Legal analysts — and the nation — continue to await the U.S. Supreme Court’s ruling on former President Donald Trump‘s claim to absolute presidential immunity “from criminal charges alleging that he schemed and knowingly fed lies to subvert the 2020 presidential election,” a program of action eventually leading to the January 6 attack on the U.S. Capitol.
If the SCOTUS Justices do not rule soon, the likelihood of another Trump trial happening before Election Day, November 5, are slim — and getting slimmer.
Note: It’s been six months since the three-judge federal panel heard oral arguments on Trump’s immunity claim, during which one of the judges famously addressed a hypothetical that had been previously floated: If a sitting president, the judge asked, ordered SEAL Team Six to assassinate a political rival would that president be shielded by presidential immunity? Trump lawyer John Sauer said yes.

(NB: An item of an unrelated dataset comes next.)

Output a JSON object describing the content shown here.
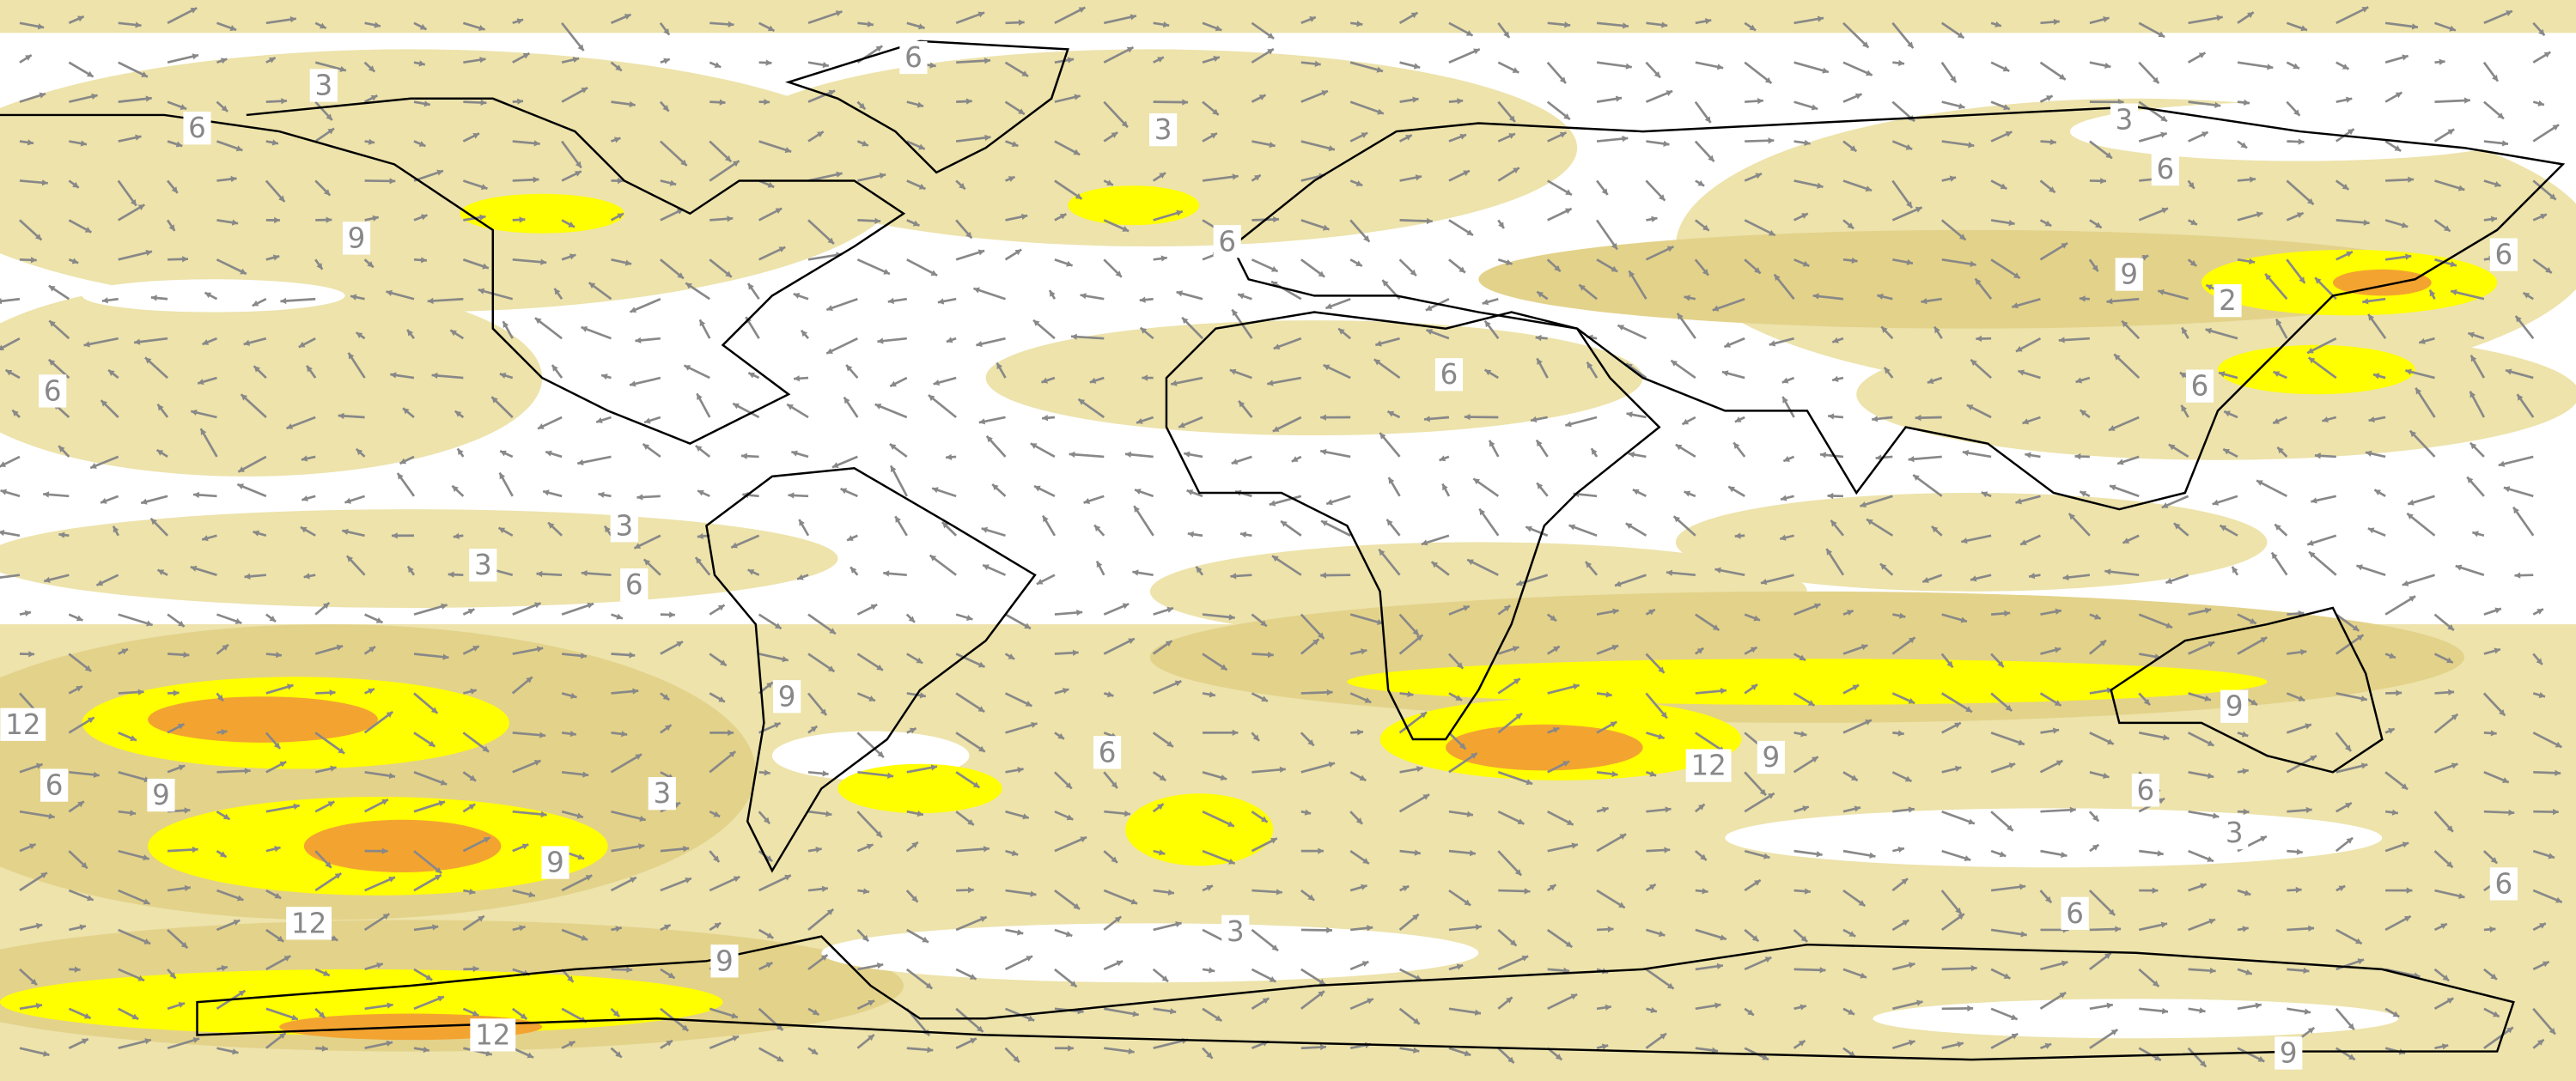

In February that panel unanimously upheld the lower court ruling determining that Trump is not immune from criminal prosecution. The decision triggered a Trump request that the Supreme Court decide the presidential immunity issue, which in February it agreed to do, hearing oral arguments in April.
That came long after Special Counsel Jack Smith’s request in December that SCOTUS take the case and bypass the appeals court, since Smith believed — correctly — that SCOTUS would ultimately decide the issue.
The immunity Trump asserts — even to send Seal Team 6 to assassinate political opponents — was first brought before SCOTUS in Dec 2023
— Norm Eisen (#TryingTrump out now!) (@NormEisen) June 17, 2024
There’s no excuse to take 6 months to decide that absurd question
I joined @wolfblitzer @CNNSitRoom to discuss –TN pic.twitter.com/TCBOEdPg6I
Former White House Ethics Czar and Harvard-trained lawyer Norm Eisen, who believes the immunity decision has faced unwarranted delays, told CNN on Monday about the timing: “They still could jam a trial in or if they announce a test with fact-finding, the district court has time to do a mini trial to ascertain the facts and determine if immunity applies or not.” Eisen added, “It doesn’t on these allegations.”
Note: Eisen was co-counsel for the House Judiciary Committee during the first impeachment and trial of President Donald Trump in 2020, and is the author of Overcoming Trumpery: How to Restore Ethics, the Rule of Law, and Democracy.